As the NHS has evolved so has my role. New roles emerged and professional boundaries have blurred. I became an 'Advanced Practitioner' eight years ago, working within an Orthopaedic team in Bolton rather than within Physiotherapy. Continuous Professional Development is essential in Physiotherapy and this involves many post-grad courses. I am about to complete an Msc in Trauma and Orthopaedics at Salford University. I am also trained in – and practise – joint and soft tissue injection therapy, manipulation, investigation interpretation, eg X-ray and MRI, and acupuncture, as well as a host of physiotherapy-related courses over the years. I have my own caseload in the community setting and also work in fracture clinics at the hospital.
What do you like most about your job?
I love the fact the no two days are the same. I love meeting a wide variety of people, with a host of different complaints. I love the challenges and the rewards you get from those interactions. Knowing you have helped people at the end of your working day may sound a cliché, but it does make you feel like your job has worth! I also get great fulfilment from working with a strong, supportive team who allow me to develop my skills on a daily basis.
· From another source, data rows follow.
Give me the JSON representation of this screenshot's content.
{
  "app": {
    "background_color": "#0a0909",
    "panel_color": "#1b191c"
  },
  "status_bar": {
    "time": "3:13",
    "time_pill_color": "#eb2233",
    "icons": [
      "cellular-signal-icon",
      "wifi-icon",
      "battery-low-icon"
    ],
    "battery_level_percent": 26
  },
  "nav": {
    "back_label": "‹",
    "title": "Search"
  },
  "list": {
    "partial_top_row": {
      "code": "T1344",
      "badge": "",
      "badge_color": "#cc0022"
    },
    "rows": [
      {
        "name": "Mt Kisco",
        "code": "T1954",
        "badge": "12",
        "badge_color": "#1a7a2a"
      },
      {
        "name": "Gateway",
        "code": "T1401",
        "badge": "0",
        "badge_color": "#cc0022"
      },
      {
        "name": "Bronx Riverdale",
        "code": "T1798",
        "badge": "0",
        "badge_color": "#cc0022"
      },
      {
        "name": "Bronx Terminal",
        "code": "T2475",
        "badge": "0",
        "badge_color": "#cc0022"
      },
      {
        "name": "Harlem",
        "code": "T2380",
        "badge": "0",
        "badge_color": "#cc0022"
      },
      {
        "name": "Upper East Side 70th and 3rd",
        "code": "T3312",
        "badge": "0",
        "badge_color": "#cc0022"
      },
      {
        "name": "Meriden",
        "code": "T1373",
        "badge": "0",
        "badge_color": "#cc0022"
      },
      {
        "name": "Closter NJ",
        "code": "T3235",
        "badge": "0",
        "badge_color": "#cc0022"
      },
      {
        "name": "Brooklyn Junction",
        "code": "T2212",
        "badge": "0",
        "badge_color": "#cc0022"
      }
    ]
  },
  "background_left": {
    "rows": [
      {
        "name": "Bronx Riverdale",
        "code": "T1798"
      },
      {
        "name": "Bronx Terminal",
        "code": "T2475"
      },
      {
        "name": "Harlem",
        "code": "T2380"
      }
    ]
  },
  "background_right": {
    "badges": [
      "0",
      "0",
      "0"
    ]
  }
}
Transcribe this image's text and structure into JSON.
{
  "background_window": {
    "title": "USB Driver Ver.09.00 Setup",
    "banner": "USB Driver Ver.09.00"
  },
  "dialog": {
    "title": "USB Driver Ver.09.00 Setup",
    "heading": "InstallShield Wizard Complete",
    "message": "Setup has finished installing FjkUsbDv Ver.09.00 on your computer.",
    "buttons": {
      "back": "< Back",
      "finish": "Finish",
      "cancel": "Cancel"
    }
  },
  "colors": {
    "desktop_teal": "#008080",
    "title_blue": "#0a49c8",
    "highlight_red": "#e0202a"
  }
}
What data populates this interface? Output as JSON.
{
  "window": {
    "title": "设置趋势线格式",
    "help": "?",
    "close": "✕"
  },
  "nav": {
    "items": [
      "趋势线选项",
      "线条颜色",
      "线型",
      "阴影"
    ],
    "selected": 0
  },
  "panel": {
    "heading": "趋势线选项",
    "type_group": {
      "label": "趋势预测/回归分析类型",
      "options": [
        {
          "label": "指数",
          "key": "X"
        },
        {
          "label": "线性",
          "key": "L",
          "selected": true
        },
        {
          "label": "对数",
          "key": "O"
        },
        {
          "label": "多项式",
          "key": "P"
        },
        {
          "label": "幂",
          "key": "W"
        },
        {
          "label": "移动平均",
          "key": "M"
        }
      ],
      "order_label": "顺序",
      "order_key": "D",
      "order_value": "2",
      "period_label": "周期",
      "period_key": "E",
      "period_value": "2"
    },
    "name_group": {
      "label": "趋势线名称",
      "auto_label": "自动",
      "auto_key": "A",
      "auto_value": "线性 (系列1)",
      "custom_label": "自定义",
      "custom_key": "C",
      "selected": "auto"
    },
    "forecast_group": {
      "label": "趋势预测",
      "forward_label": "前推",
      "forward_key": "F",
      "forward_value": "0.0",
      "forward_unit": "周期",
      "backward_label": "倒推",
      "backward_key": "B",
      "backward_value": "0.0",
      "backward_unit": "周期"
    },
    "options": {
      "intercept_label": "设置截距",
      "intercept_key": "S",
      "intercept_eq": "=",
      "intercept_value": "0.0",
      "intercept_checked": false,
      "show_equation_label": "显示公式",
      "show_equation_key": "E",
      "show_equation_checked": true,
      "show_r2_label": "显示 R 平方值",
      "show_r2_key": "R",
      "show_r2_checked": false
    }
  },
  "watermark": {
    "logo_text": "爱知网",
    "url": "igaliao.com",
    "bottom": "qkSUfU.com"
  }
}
What do you consider to be your greatest career achievement?
Where I am now really, I suppose, having developed my career within the NHS to a point where I feel experienced and able to impart knowledge to peers and patients ... and pupils!
What skills are essential for your role?
Good analytic skills, being able to reason. Good interpersonal skills, including being a good listener, as well as a keen observer. An awareness of equity and diversity within the population. Enthusiasm and dedication and an ability to adapt to changing health care needs.
What are the biggest challenges?
Overcoming the bureaucracy in the NHS! Sometimes you have to deal with challenging patients and stressful situations. You have to meet expectations of patients which are growing, but also understand that you cannot always 'cure' everyone!
How did Bolton School help you to be successful in your chosen career?
As well as the academic side of things, the ethos of the School and the team sports in which I was involved have instilled a sense of responsibility and dedication in me, whilst being able to communicate confidently with anyone in any situation!
Why did you offer your assistance to School?
I was asked to do it and I was happy to contribute! I remember very little about careers support when I was at School.
Did you enjoy talking to current pupils?
Very much so! They were delightful and asked questions, which is always well received.